Integration across offline and online digital marketing channels is far more likely to occur organically at a small boutique
While mid-sized and large PR agencies certainly have access to various offerings in other departments—ranging from creative to digital to lead generation—gaining access to such services in a natural, organic way is nearly impossible.
This is because these services live outside of the core PR business, and are typically separate P&Ls with competing leaders, interests and agendas.
For small boutiques, this is a foreign concept. For example, at Idea Grove, our creative talent, content talent, PR pros, digital media pros and the like are all one team, reporting to a single person, with a focused mission: provide results-driven, great client service. We can pull in anyone we want to add value to discussions, lend strategic guidance or just brainstorm a new idea. There is zero bureaucracy, politics or process needed to punch through. We just want to get the job done for our clients, and we tend to just focus on striving toward the results.
Independent, tech PR boutiques are thought leaders for their industry
All agencies will talk to their client contacts and executives about thought leadership as an important part of the marketing and PR mix. What smaller tech boutique agencies can also do is provide their own thought leadership, within technology circles but also within marketing and PR circles.
At Idea Grove, our founder Scott Baradell was one of the first to actively blog, well over a decade ago. That led to a series of great things, including impressive SEO rankings, and exposure to all kinds of new clients and projects. It also cemented our place in the marketing world when it comes to offering insights and advice.
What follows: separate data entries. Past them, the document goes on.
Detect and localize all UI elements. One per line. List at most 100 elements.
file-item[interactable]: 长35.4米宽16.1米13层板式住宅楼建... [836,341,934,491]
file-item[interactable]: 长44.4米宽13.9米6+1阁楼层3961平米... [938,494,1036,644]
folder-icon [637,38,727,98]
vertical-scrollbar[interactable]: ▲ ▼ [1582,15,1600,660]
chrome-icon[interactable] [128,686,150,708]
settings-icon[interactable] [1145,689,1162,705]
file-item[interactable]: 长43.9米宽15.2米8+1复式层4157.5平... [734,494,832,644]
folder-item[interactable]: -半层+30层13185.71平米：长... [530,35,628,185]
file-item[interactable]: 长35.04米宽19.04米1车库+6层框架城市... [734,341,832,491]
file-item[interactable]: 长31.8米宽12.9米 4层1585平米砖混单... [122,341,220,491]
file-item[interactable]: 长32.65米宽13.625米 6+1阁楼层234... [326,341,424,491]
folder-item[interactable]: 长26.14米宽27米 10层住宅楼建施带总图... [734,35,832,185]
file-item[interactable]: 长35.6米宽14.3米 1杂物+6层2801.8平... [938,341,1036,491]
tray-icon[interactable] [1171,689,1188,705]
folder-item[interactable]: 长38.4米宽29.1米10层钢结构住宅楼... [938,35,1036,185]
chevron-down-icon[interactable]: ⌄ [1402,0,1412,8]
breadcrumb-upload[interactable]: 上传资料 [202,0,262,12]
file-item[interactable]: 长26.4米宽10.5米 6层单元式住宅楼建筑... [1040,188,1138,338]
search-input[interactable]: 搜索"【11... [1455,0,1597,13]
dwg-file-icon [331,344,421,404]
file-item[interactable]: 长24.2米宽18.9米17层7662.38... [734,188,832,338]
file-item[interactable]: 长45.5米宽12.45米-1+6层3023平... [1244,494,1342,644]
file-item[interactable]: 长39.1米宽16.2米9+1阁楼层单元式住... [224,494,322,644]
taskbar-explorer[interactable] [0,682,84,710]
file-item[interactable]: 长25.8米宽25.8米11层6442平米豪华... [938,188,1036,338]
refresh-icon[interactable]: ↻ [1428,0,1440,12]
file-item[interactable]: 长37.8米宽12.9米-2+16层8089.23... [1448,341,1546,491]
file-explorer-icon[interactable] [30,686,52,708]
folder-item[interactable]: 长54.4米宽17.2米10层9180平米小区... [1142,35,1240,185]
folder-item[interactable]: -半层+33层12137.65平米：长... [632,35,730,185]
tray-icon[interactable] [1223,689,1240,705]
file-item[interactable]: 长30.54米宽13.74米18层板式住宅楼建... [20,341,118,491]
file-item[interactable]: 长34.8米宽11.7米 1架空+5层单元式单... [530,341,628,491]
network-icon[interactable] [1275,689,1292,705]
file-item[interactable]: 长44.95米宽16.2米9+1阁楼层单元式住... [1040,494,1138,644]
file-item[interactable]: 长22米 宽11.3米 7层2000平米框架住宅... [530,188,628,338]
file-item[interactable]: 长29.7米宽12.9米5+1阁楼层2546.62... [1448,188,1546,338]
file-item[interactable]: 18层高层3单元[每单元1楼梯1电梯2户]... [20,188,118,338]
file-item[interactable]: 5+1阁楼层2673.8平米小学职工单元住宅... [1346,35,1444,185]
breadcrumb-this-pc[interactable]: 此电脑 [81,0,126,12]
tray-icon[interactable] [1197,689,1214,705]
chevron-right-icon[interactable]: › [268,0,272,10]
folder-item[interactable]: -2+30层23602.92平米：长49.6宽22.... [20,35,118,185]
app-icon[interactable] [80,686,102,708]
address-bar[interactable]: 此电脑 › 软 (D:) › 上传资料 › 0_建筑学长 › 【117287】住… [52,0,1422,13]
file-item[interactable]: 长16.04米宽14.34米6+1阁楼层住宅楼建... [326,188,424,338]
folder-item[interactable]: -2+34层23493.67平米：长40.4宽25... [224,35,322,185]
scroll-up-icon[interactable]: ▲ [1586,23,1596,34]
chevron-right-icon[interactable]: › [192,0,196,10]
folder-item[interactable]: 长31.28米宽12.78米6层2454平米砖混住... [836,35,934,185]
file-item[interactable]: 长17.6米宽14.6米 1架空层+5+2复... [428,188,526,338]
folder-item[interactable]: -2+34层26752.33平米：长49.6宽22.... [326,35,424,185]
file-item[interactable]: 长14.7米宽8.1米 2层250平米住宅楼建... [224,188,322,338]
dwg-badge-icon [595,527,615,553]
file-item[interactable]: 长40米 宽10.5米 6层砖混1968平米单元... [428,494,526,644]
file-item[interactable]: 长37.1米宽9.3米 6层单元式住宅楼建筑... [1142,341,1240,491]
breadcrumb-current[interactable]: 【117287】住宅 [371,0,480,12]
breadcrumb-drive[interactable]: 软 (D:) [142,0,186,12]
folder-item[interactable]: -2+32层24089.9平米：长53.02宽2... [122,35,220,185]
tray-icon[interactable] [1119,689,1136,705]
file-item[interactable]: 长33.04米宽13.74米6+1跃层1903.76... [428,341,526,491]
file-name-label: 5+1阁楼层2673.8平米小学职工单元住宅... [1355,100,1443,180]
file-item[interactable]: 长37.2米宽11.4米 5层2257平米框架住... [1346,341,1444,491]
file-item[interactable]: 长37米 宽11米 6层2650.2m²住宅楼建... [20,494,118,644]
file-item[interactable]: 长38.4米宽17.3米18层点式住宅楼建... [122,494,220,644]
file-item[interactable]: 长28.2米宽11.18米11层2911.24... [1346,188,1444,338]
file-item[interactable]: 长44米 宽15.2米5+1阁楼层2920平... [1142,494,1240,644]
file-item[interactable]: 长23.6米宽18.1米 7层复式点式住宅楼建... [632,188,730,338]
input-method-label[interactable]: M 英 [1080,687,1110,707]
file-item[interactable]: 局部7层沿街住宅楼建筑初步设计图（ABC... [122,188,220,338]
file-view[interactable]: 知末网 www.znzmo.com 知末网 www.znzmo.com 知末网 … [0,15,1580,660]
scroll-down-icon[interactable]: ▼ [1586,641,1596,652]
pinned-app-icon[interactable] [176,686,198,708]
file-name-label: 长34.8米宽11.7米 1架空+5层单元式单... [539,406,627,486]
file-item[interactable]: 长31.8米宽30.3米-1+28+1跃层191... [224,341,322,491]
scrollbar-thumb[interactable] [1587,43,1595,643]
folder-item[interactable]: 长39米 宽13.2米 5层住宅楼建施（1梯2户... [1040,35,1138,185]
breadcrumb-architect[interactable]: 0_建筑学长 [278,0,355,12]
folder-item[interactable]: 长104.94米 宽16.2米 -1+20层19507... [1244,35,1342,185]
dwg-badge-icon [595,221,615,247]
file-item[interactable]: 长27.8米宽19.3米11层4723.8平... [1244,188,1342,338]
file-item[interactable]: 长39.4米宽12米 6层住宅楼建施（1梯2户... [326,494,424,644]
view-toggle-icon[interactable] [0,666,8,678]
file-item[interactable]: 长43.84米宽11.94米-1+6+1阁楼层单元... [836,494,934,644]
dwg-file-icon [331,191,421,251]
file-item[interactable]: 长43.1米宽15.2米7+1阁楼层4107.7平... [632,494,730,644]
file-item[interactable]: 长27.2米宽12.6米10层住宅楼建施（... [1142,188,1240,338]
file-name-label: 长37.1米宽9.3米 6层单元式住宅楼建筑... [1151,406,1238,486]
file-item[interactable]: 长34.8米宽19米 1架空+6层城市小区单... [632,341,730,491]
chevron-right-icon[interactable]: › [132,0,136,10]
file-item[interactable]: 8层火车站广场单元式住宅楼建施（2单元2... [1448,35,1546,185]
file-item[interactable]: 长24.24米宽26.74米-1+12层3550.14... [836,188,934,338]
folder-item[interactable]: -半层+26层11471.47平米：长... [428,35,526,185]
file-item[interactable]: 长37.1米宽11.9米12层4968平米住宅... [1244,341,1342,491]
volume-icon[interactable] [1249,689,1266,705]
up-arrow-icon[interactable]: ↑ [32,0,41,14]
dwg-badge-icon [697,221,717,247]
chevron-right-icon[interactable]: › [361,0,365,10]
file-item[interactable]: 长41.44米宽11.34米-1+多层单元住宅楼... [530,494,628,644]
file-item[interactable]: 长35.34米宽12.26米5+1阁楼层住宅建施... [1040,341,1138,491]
And it made us more relevant to our clients. For example, when we provide counsel to our clients on a speaking platform—whether it’s how and what they post to their Twitter account, or what their executives should be blogging about—we can draw on our own specific work and results, rather than just relying on past client work.
Ultimately, boutique agencies are not just an “agency” per se, they are a partner. They are unencumbered by red tape and devote more energy and resources to accomplishing your goals. When you choose a boutique, you are choosing a team with deep subject matter expertise, high integration and a desire to provide the best results and in-depth insights.